Rios had been in court on a felony trespassing case where she was declared mentally incompetent. She was denied a chance to say goodbye to her mother after the ruling and, outside in a hallway disobeyed instructions get up from a bench where she was seated.
“I gave you a chance,” Johnson can be heard telling Rios.
“You didn’t give nobody a chance!” Rios replies during the ensuing incident, which attorney Bill Gelin caught on his cameraphone. “All I wanted to do was sob for a few minutes — cry. That’s all I wanted to do was cry for a few minutes.”
"They could have had a wheelchair, they could have had a stretcher, they could have had somebody with just the slightest bit of compassion," said Gelin.
"I am concerned by the way the deputy handled this situation, because there were other courses of action he could have taken," Broward County Sheriff Scott Israel said in a statement. "Internal Affairs has initiated a complete and comprehensive investigation, and the deputy has been placed on restricted duty pending the outcome."
"I think he should be arrested for what he did," Assistant Public Defender Lynn DeSanti, who also witnessed the incident, told WSVN. "He committed a battery on her, and the same way that people have to go through the criminal system and defend themselves, he needs to defend his actions, and I plan to go forward to the sheriff. This gentleman does not deserve to wear a badge."

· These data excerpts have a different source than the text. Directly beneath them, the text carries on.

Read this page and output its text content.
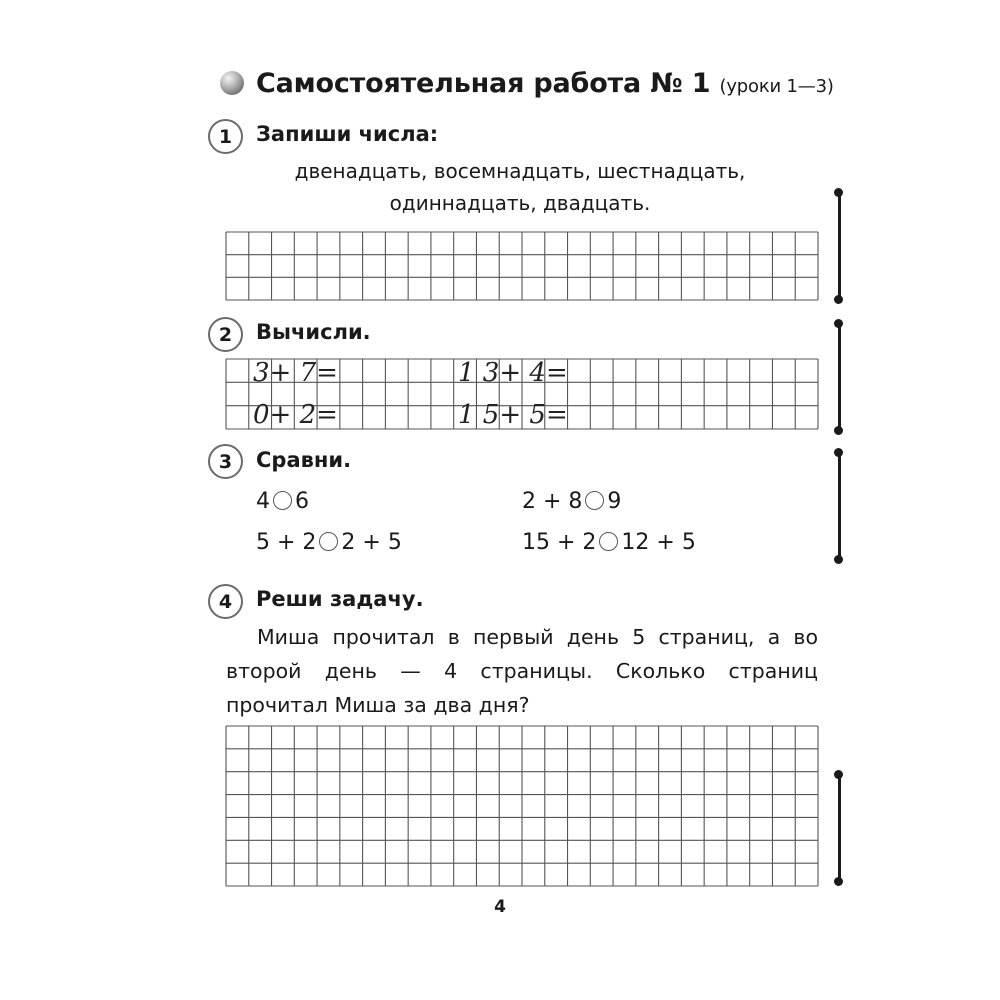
Самостоятельная работа № 1 (уроки 1—3)
1	Запиши числа:
двенадцать, восемнадцать, шестнадцать,
одиннадцать, двадцать.
2	Вычисли.
3+ 7=	1 3+ 4=
0+ 2=	1 5+ 5=
3	Сравни.
4 6	2 + 8 9
5 + 2 2 + 5	15 + 2 12 + 5
4	Реши задачу.
Миша прочитал в первый день 5 страниц, а во второй день — 4 страницы. Сколько страниц прочитал Миша за два дня?
4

In his incident report, Johnson reported that Rios was “disturbing the public” and talking loudly while refusing to move, reports the Sun-Sentinel.
"Fearing she would cause a commotion in the public area, I then physically grabbed inmate Rios by her leg restraints and pulled her back to the D10-door," Johnson explained in his report.
"It's shameful. I believe a crime was committed,” Public Defender Howard Finkelstein told the Sun-Sentinel. “For God's sake, this is 2015. We don't drag human beings down the hallway of a public courthouse. A crime has been committed and that deputy should go to jail."